Mehr Katholiken sind weggezogen als neue hinzukamen.

Insgesamt gab es in den 42 Pfarreien des Bistums Essen zwischen Duisburg und dem märkischen Sauerland Ende 2018 noch 755.076 Mitglieder, binnen eines Jahres verabschiedeten sich damit bistumsweit 16.921 Frauen und Männer, das sind mehr als zwei Prozent. Dieser prozentual stärkste Rückgang seit 1994 ist nicht allein durch die 5526 Kirchenaustritte (1154 mehr als im Vorjahr) zu erklären. Vielmehr führen die Bistums-Statistiker als Gründe unter anderem auch eine Korrektur der Meldebestände in der Stadt Gelsenkirchen sowie deutlich mehr Verstorbene (rund 12.700) als Getaufte (5157) an und vermuten, dass in 2018 mehr Katholiken aus dem Ruhrgebiet weg- als zugezogen sind.

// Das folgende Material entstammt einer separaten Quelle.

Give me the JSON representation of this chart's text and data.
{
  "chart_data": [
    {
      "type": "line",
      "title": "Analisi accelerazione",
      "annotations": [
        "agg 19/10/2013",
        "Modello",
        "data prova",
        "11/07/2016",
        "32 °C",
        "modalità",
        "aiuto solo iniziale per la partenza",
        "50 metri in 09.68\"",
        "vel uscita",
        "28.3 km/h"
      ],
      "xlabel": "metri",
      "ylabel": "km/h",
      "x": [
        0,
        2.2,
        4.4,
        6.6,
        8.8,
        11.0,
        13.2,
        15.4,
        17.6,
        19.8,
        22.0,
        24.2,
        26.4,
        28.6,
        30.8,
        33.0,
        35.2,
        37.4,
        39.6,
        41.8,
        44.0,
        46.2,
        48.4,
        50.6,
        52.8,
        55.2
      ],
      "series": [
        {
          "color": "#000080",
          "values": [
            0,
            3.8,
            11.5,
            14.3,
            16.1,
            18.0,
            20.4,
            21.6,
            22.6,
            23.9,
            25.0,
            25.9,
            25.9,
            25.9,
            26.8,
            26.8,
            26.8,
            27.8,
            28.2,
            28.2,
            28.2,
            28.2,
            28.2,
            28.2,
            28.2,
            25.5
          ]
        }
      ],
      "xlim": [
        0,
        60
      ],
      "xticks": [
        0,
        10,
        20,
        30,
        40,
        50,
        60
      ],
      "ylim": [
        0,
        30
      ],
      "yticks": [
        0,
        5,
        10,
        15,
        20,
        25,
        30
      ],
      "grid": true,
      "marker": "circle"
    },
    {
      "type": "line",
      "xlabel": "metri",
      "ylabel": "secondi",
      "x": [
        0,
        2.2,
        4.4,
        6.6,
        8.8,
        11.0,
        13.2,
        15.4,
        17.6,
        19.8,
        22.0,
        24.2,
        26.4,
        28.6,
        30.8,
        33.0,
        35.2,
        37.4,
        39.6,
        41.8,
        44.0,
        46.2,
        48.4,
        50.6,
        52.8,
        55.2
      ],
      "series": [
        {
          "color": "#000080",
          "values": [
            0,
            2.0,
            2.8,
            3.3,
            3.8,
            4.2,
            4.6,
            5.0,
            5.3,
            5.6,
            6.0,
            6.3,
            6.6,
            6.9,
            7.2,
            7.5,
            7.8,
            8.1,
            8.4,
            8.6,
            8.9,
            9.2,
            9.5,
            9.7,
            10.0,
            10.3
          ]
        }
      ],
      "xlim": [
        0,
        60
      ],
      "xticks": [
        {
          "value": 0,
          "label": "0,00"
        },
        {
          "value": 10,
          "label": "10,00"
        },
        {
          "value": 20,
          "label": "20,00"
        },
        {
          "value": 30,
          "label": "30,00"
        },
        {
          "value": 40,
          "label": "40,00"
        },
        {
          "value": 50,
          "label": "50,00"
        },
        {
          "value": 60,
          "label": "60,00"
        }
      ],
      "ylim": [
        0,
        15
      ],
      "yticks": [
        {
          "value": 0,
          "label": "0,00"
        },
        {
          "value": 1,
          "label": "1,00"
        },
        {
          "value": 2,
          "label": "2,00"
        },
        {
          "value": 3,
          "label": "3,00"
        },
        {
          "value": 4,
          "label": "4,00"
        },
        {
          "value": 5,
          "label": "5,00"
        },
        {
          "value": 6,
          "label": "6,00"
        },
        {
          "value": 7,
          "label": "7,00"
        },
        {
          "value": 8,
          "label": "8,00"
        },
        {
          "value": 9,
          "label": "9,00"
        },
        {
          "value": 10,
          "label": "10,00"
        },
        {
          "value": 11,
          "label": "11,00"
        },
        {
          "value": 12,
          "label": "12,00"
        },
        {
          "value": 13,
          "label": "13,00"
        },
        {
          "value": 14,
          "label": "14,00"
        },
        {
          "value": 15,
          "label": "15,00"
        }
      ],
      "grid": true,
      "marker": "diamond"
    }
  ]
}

Zahl der kirchlichen Trauungen steigt weiterhin leicht an

Eine erfreuliche Entwicklung aus Sicht der Kirche markiert die Nachfrage nach kirchlichen Trauungen: Mit 1197 Hochzeiten verzeichneten die Pfarreien des Bistums im dritten Jahr in Folge ein leichtes Plus - in Essen gaben sich 2018 genau 349 Paare (2017: 342) und damit proportional zu den Bistumszahlen besonders viele das kirchliche Ja-Wort. Als einen möglichen Grund verweisen die Statistiker hier neben dem großen Engagement der Pfarrgemeinden auf das Trau-Team des Bistums: Brautpaaren, die keine Anbindung an eine Gemeinde haben, vermittelt dieses über die Internetseite trauteam.bistum-essen.de erreichbare Team je nach Bedarf einen Priester oder Diakon und eine passende Kirche und hilft bei allem, was sich Hochzeitspaare sonst noch für eine katholische Trauung wünschen.

Anstieg der Austritte könnte mit dem Missbrauchsskandal zusammenhängen

Der Anstieg der Austrittszahlen im letzten Drittel des Jahres 2018 legt den Schluss nahe, dass die im vergangenen Herbst neu entbrannte Diskussion über Missbrauchsfälle durch Priester und andere Mitarbeiter der katholischen Kirche Katholiken verstärkt zum Kirchenaustritt bewegt hat. Gleichwohl markierten die Kirchenaustritte im vergangenen Jahr (5526 oder 0,73 Prozent der Kirchenmitglieder) keinen Spitzenwert in der Bistumsgeschichte.